Physical Design: Mapping relations to files and determining which attributes
    should be indexed

    Elements of access time for hard drive
    	 1) Seek Time
	 2) Rotational Latency

    Access times for blocks on a disk/SSD are much slower than to RAM so we
        need to minimize block accesses when finding tuples

    File Organizations
        1) Heaps: unordered files
	2) B+ trees: used for physically clustering records--good for range
	   queries
	3) Extendible hash tables: generally used for secondary indices--good
	   for point queries

    Types of Indices
    	1) Primary key index: File physically clustered on primary key: this
	   is unusual because primary keys are often artificial and hence
	   useless for range queries
	2) Cluster index: File physically clustered on a non-primary key--this
	   is far more common
	3) Secondary Index: Index on a non-clustered attribute(s) that helps
	   the query optimizer more efficienty locate records 

     Things to Index
        1) Attributes used in joins: primary and foreign keys
	2) Frequently accessed attributes
	3) Attributes involved in sorting
	   a) Order by
	   b) Group by
	   c) Set operations
	   d) DISTINCT
	4) Attributes used in aggregate functions: can often construct index-only
	   plans for such queries

     Things not to Index
     	1) Small relations
	2) Frequently updated attributes
	3) Attributes in which a large proportion of the relation will be
	   returned (E[#records/block] << 1)
	4) Attributes that are long character strings

     Indexing is an art not a science because the above guidelines conflict.
        You must use judgement and then tweak based on performance data.

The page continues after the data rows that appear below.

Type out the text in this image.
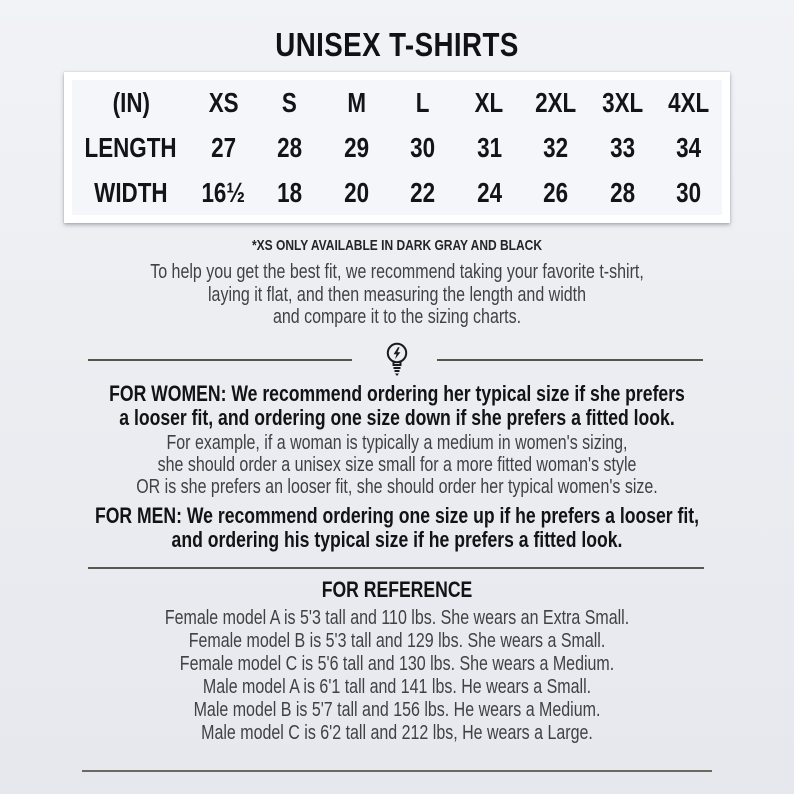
UNISEX T-SHIRTS
(IN)	XS	S	M	L	XL	2XL 3XL 4XL
LENGTH	27	28	29	30	31	32	33	34
WIDTH	16½	18	20	22	24	26	28	30
*XS ONLY AVAILABLE IN DARK GRAY AND BLACK
To help you get the best fit, we recommend taking your favorite t-shirt,
laying it flat, and then measuring the length and width
and compare it to the sizing charts.
FOR WOMEN: We recommend ordering her typical size if she prefers
a looser fit, and ordering one size down if she prefers a fitted look.
For example, if a woman is typically a medium in women's sizing,
she should order a unisex size small for a more fitted woman's style
OR is she prefers an looser fit, she should order her typical women's size.
FOR MEN: We recommend ordering one size up if he prefers a looser fit,
and ordering his typical size if he prefers a fitted look.
FOR REFERENCE
Female model A is 5'3 tall and 110 lbs. She wears an Extra Small.
Female model B is 5'3 tall and 129 lbs. She wears a Small.
Female model C is 5'6 tall and 130 lbs. She wears a Medium.
Male model A is 6'1 tall and 141 lbs. He wears a Small.
Male model B is 5'7 tall and 156 lbs. He wears a Medium.
Male model C is 6'2 tall and 212 lbs, He wears a Large.
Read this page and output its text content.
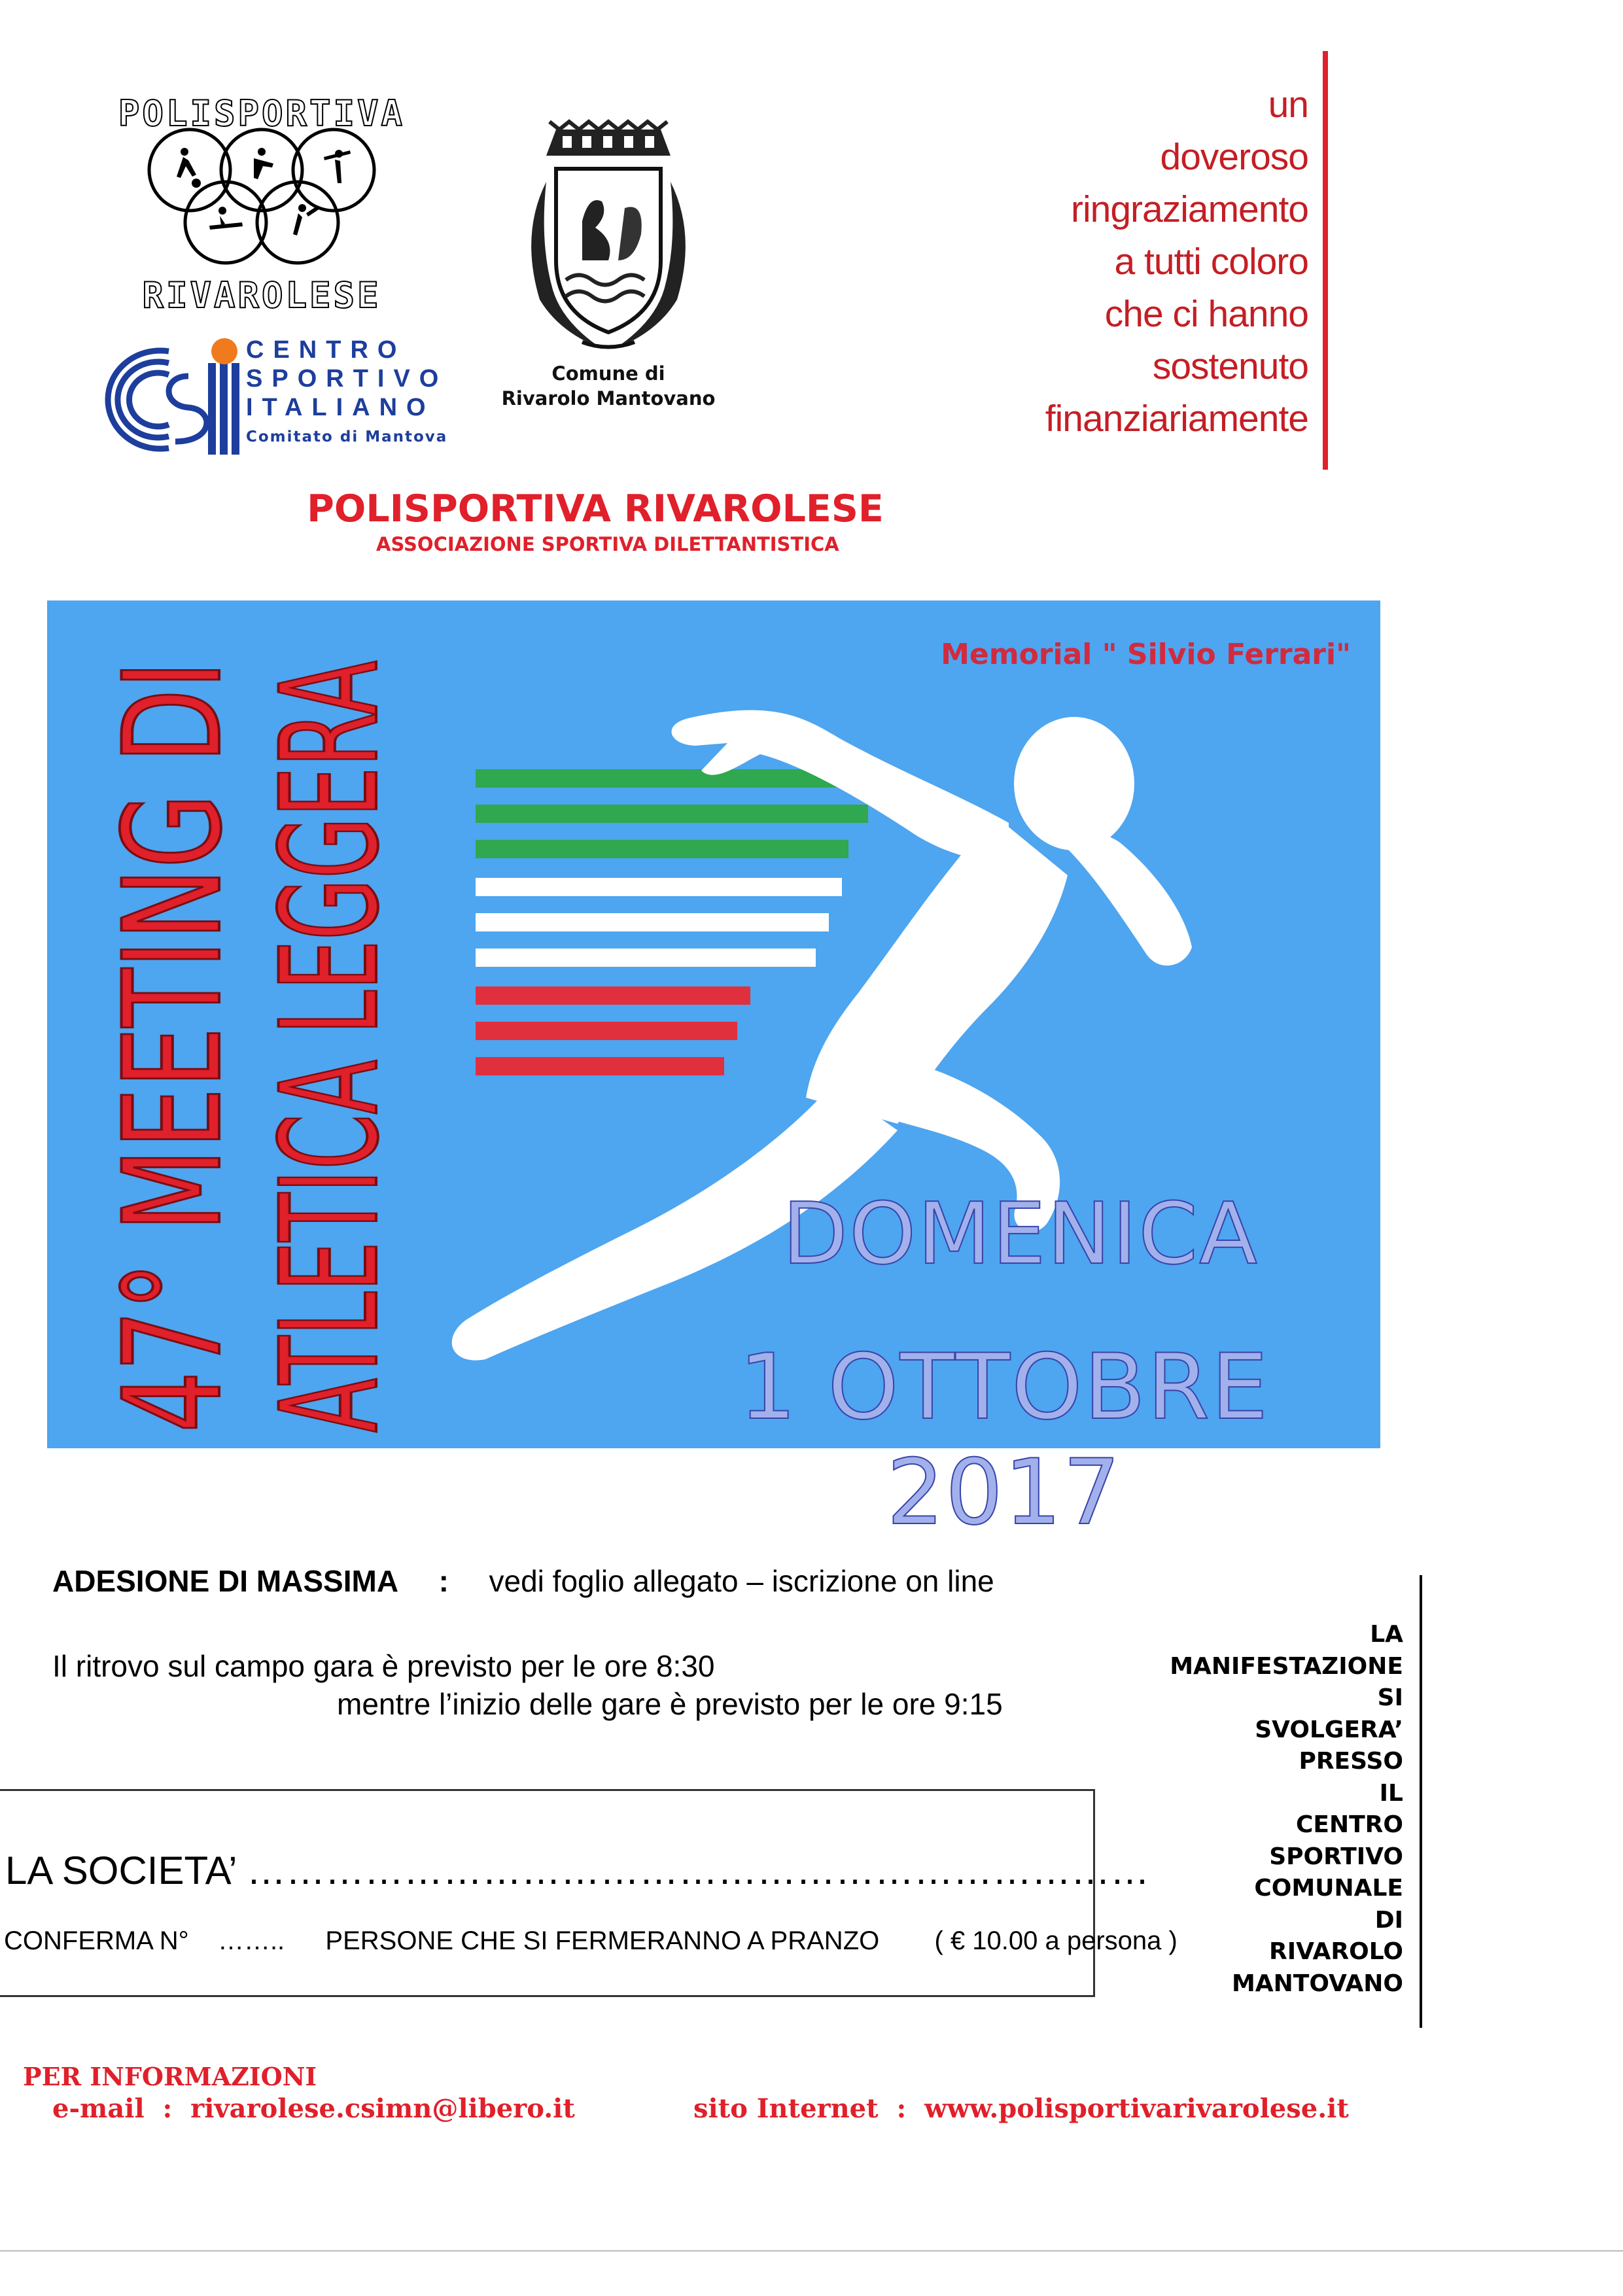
POLISPORTIVA
RIVAROLESE
CENTRO
SPORTIVO
ITALIANO
Comitato di Mantova
Comune di
Rivarolo Mantovano
un
doveroso
ringraziamento
a tutti coloro
che ci hanno
sostenuto
finanziariamente
POLISPORTIVA RIVAROLESE
ASSOCIAZIONE SPORTIVA DILETTANTISTICA
Memorial " Silvio Ferrari"
47° MEETING DI ATLETICA	DOMENICA
1 OTTOBRE 2017
ADESIONE DI MASSIMA : vedi foglio allegato – iscrizione on line
Il ritrovo sul campo gara è previsto per le ore 8:30
mentre l’inizio delle gare è previsto per le ore 9:15
LA
MANIFESTAZIONE
SI
SVOLGERA’
PRESSO
IL
CENTRO
SPORTIVO
COMUNALE
DI
RIVAROLO
MANTOVANO
LA SOCIETA’ ……………………………………………………………
CONFERMA N° …….. PERSONE CHE SI FERMERANNO A PRANZO ( € 10.00 a persona )
PER INFORMAZIONI
e-mail  :  rivarolese.csimn@libero.it	sito Internet  :  www.polisportivarivarolese.it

     B+ Trees: Trees with large branching factors. They store only keys in
         interior nodes and tuples in the leaves
           M = max number of children per interior node
	   L = max number of tuples per leaf

	 1) Interior nodes must have at least M/2 children (hence M/2-1 keys)
	 2) Leaf nodes must have at least L/2 tuples
	 3) Root nodes may have 2 to M children
	 4) Guarantees log_M/2N disk accesses
	 5) When splitting nodes, if there is an extra key/tuple then place
	    it in the left node
	 6) When promoting keys and there are two "middle" keys, promote the
	    leftmost of the two keys

	 Be able to:
	    1) insert a value into a B+ tree
	    2) delete a value from a B+ tree

     Extendible Hash Tables: Guarantee that the index is at most two levels
     	1) Require at most 3 disk accesses--2 for the index and one for the
	   block containing the tuples
	2) Top-level directory is an array (all blocks must be physically
	   co-located) with "generic" hash keys
	3) Second-level directory stores the actual keys
	4) D = number of leading bits used by the root directory (top-level)
	5) D_L = number of leading bits used by each leaf (second level)
	6) Size
	   a) Expected number of leaves (N/M)log₂e where N is
	      number of tuples and M is number of keys per index block
	   b) Each leaf on average is .69 full
	   c) Expected directory size is O(N^1+1/M/M)